I was going to write about the possibiliity that the Kung Flu can infect you through your eyes, and then Little Tony comes along, and I have to change what I will say.
It has been suggested for several months that virus-containing droplets coughed up by your Uncle Kevin could get in your system through your eyes.
“I don’t think we can answer that question with 100% confidence at this time,” says H. Nida Sen, MD, director of the Uveitis Clinic at the National Eye Institute in Bethesda, MD, and a clinical investigator who is studying the effects of COVID-19 on the eye. But, she says, “I think it is biologically plausible.”
Notice that she’s careful in what she says. It’s the kind of information that you might act on if you’re unusally worried. In fact, I bought some onion-peeling glasses that have foam around the eyes to keep fumes out. Ok, I can be paranoid. I haven’t, you know, actually worn them anywhere. You can also buy safety glasses with the foam; I have some of these, not for the foam, but because they’re safety glasses, and I do a lot of things more dangerous than the Kung Flu, like play with chain saws.
In an email, the agency says it “does not have specific recommendations for the public regarding eye protection. However, in healthcare settings, CDC does recommend eye protection for healthcare workers to prevent transmission via droplets.”
Sen agrees. “For the general public, I don’t think we have enough data to suggest that they should be covering the eyes in some form,” she says.
When she goes to the grocery store, she doesn’t wear eye protection. “I am only wearing goggles when I’m seeing ophthalmology patients up close, basically because I’m 4 or 5 inches away from them.”
Now Tony, a quite visible public health official, had no business saying: “You have mucosa in the nose, mucosa in the mouth, but you also have mucosa in the eye,” he continued. “Theoretically, you should protect all the mucosal surfaces.

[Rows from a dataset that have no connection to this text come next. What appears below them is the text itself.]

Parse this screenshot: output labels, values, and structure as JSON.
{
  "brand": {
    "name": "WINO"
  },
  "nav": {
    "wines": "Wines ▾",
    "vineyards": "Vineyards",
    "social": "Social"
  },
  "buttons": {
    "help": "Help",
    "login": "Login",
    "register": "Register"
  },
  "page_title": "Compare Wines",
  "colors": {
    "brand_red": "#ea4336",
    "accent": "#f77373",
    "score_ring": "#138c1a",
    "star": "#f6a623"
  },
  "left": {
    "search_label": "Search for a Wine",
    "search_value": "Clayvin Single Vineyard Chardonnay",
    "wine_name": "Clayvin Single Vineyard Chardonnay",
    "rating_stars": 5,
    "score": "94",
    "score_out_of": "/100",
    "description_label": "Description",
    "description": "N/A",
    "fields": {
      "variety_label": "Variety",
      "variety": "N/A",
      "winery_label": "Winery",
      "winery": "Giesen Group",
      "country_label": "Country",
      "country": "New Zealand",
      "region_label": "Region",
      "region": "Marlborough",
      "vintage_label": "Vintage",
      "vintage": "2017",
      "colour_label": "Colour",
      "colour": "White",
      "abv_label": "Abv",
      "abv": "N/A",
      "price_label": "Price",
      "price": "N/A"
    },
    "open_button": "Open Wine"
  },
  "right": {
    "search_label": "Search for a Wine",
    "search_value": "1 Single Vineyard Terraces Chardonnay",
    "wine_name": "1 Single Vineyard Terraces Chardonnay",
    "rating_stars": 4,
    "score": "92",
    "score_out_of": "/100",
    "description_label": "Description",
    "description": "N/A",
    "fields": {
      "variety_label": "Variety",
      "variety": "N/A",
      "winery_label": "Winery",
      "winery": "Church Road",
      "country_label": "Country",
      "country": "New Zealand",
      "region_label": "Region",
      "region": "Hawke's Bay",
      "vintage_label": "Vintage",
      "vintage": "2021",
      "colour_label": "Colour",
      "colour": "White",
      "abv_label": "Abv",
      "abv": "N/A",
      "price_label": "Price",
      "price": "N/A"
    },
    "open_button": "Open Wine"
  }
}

So if you have goggles or an eye shield you should use it.”
Do you see him wearing goggles? Of course not. This is the kind of statement likely to create panic and worry. It’s irresponsible. Maybe he has mucosa on the brain.
Maybe Little Tony is too busy basking in the limelight to pay attention to what he’s saying. Next he’ll recommend full hazmat suits because, you know, you can’t be too careful. Maybe he’s stirring up mischief because he despises The Donald. I can say that’s possible if he can say it’s possible to get the Kung Flu through your eyeballs.